Halter Federasyonu Başkanı Hasan Akkuş, çok üzücü bir olay ile karşı karşıya kaldıklarını belirterek, ‘Yeterli önlemleri alamadığımız ortada. Büyük bir hata yapıldı ve cezasını da büyük bir şampiyonaya katılamayarak ödeyeceğiz. Cezanın süresiyle ilgili bir bilgi yok. Kasım ayından önce Avrupa Gençler Şampiyonası vardı, ona da gidemeyeceğiz. Genel müdürlük, 3 sporcu hakkında soruşturma açtı ve şu anda halen bu sürüyor.
İstifa söz konusu değil
Katar’da, Halil Mutlu, 3 sporcu ve federasyon adına savunma yapacağız. Türk halterinin geleceği ile ilgili karar, 15 Kasım’da Katar’da alınacak’ dedi. Federasyon Başkanı Hasan Akkuş, yaşanan gelişmeleri dikkatle takip ettiğini belirtirken, şu aşamada istifasının söz konusu olmadığını sözlerine ekledi.
21 YAŞINDA TİME’A KAPAK OLMUŞTU
Doğduğu Bulgaristan’dan kaçarak Türkiye’ye sığınan Naim Süleymanoğlu, özel izin alınarak yarıştığı 1988 Seul Olimpiyatları’nda podyumda fırtına gibi esmiş ve 60 kiloda 3 altın madalyanın sahibi olmuştu.

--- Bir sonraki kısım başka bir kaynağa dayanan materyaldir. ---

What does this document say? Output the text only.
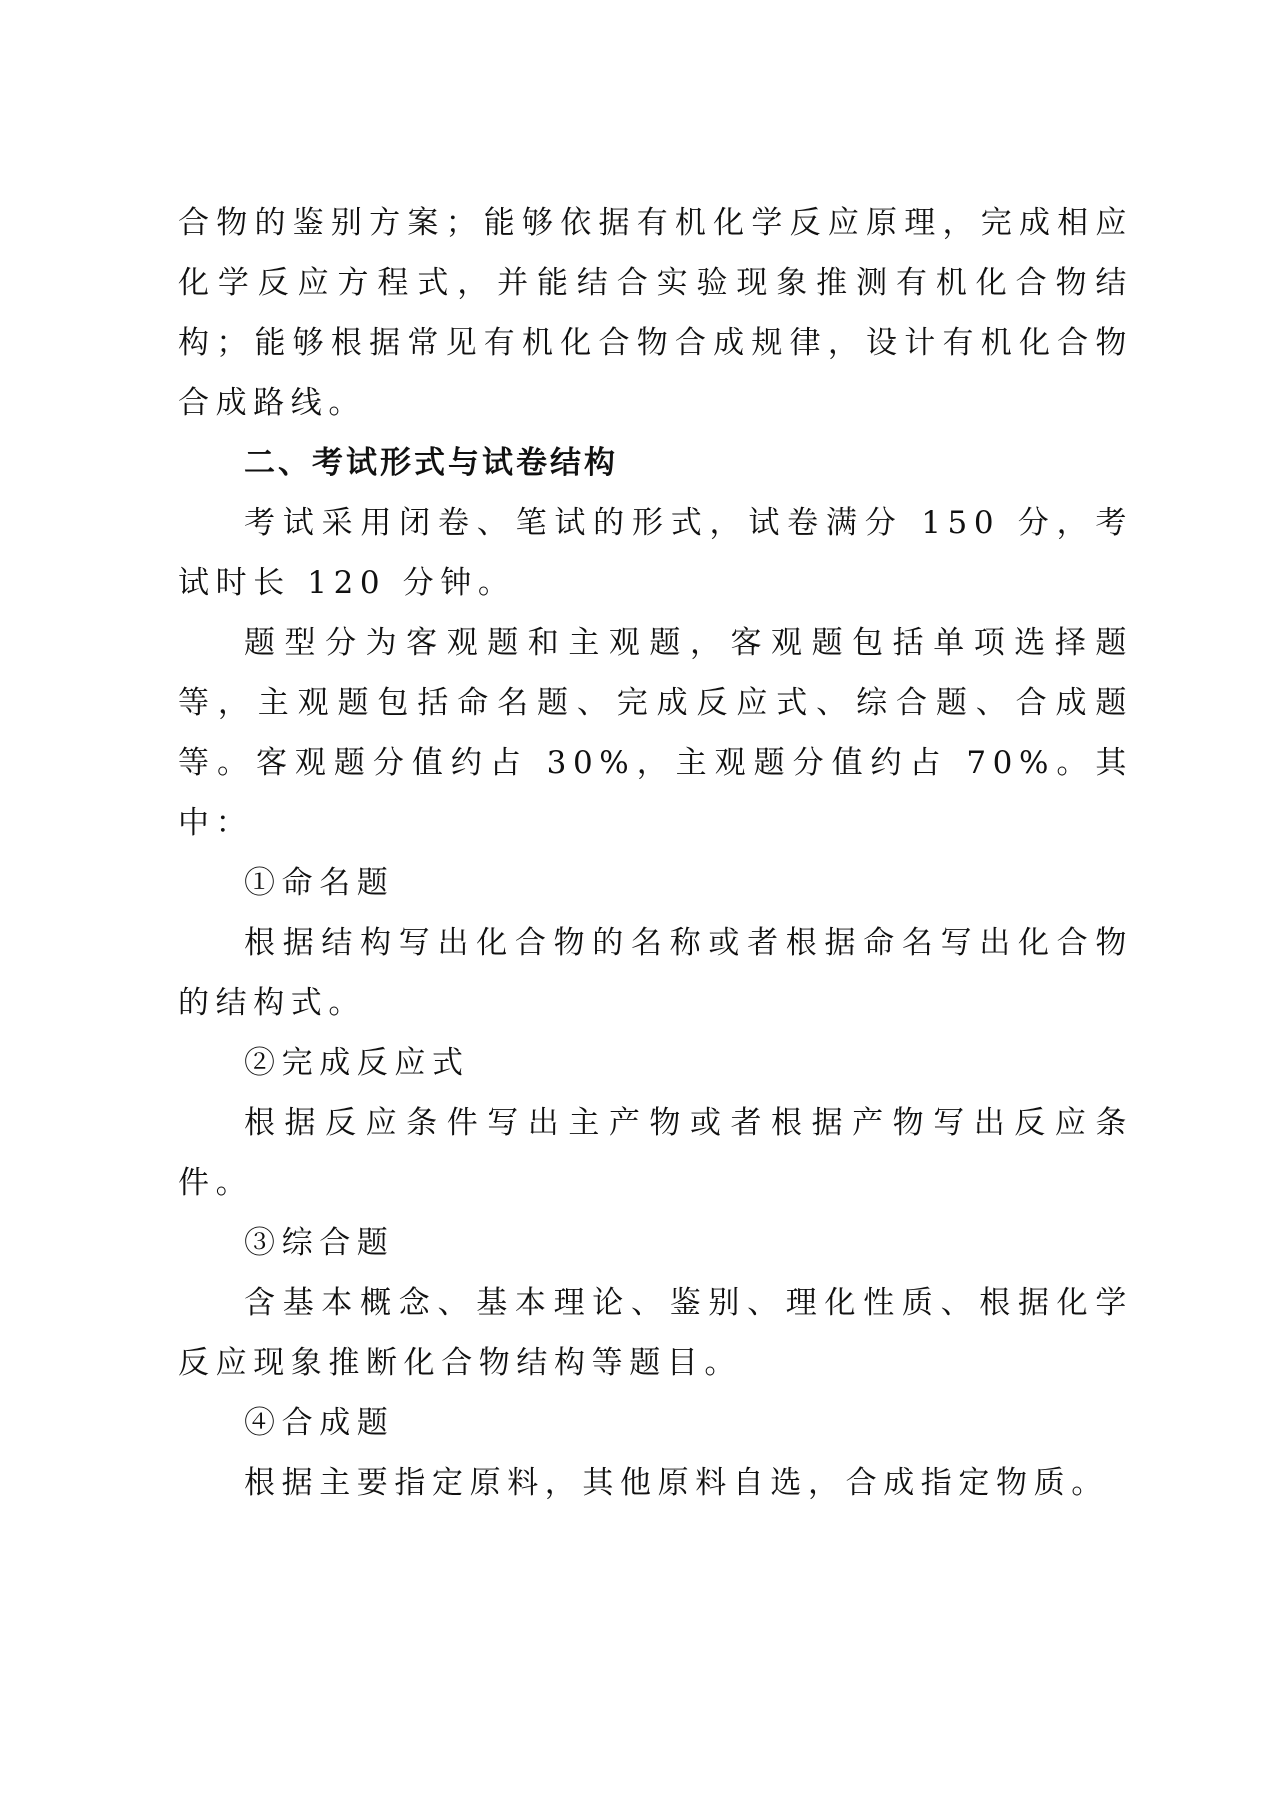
合物的鉴别方案；能够依据有机化学反应原理，完成相应化学反应方程式，并能结合实验现象推测有机化合物结构；能够根据常见有机化合物合成规律，设计有机化合物合成路线。

二、考试形式与试卷结构

考试采用闭卷、笔试的形式，试卷满分 150 分，考试时长 120 分钟。

题型分为客观题和主观题，客观题包括单项选择题等，主观题包括命名题、完成反应式、综合题、合成题等。客观题分值约占 30%，主观题分值约占 70%。其中：

①命名题

根据结构写出化合物的名称或者根据命名写出化合物的结构式。

②完成反应式

根据反应条件写出主产物或者根据产物写出反应条件。

③综合题

含基本概念、基本理论、鉴别、理化性质、根据化学反应现象推断化合物结构等题目。

④合成题

根据主要指定原料，其他原料自选，合成指定物质。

Cep Herkülü, ilk olimpiyat madalyalarını boynuna taktığında sadece 21 yaşındaydı.
İşte dopingleri ortaya çıkaran kadın
TÜRKİYE, Serap Yücel adını dopingli çıkan milli atlet Süreyya Ayhan’la birlikte tanıdı. Halterde peş peşe patlak veren doping olaylarında da Yücel’in adı ön plana çıktı. Atletizm ve halterde yaşanan doping olaylarında başrolü oynayan bağımsız numune alıcısı Serap Yücel, geçtiğmiz hafta içinde görevinden ayrılırken, dış dünya ile ilişkisini kesti.
Ankara Atılım Üniversitesi’nde İngilizce öğretmeni olarak görev yapan Yücel’in, WADA’da sürdürdüğü ‘bağımsız numune alıcılığı’ görevini bırakırken etrafındakilere, ‘Bırakmamın bu olaylarla ilgisi yok. Uzun zamandır bu işi yapıyorum, 70 ülkeye gidip görev yaptım. Artık çok yoruldum ve ailemi de fazlasıyla ihmal ettiğimi düşünüyorum. Bu nedenle istifa ettim’ dediği öğrenildi.
Kendimizi ihbar ettik
ULUSLARARASI Halter Federasyonu’nun Türk halterinin faaliyetlerini geçici olarak askıya alması, Hacettepe Üniversitesi ile WADA arasındaki sözleşme gereği müşterek operasyondan kaynaklandı. Kısacası, kendi kendimizi ihbar ettik.
Halterden Sorumlu Gençlik ve Spor Genel Müdür Yardımcısı Yunus Akgül, operasyonun perde arkasında yaşanan olayları açıklarken, ‘Biz genel müdürlük olarak Hacettepe Üniversitesi’nden doping kontrollerini istemesek bu olaylar çıkmayacaktı. Ancak, dopingi kurutmaya azimli olduğumuz için bu operasyonu yapmak zorundayız. Hangi sporcu olursa olsun, gözünün yaşına bakılmayacak. Türk halterini saran doping illetinden kurtulmak için savaş veriyoruz’ dedi.
Akgül, kasımda Katar’da yapılacak Dünya Şampiyonası’na Türk haltercilerinin katılmayacağını vurgularken, 15 Kasım’da yapılacak duruşmada cezanın netlik kazanacağını ifade etti.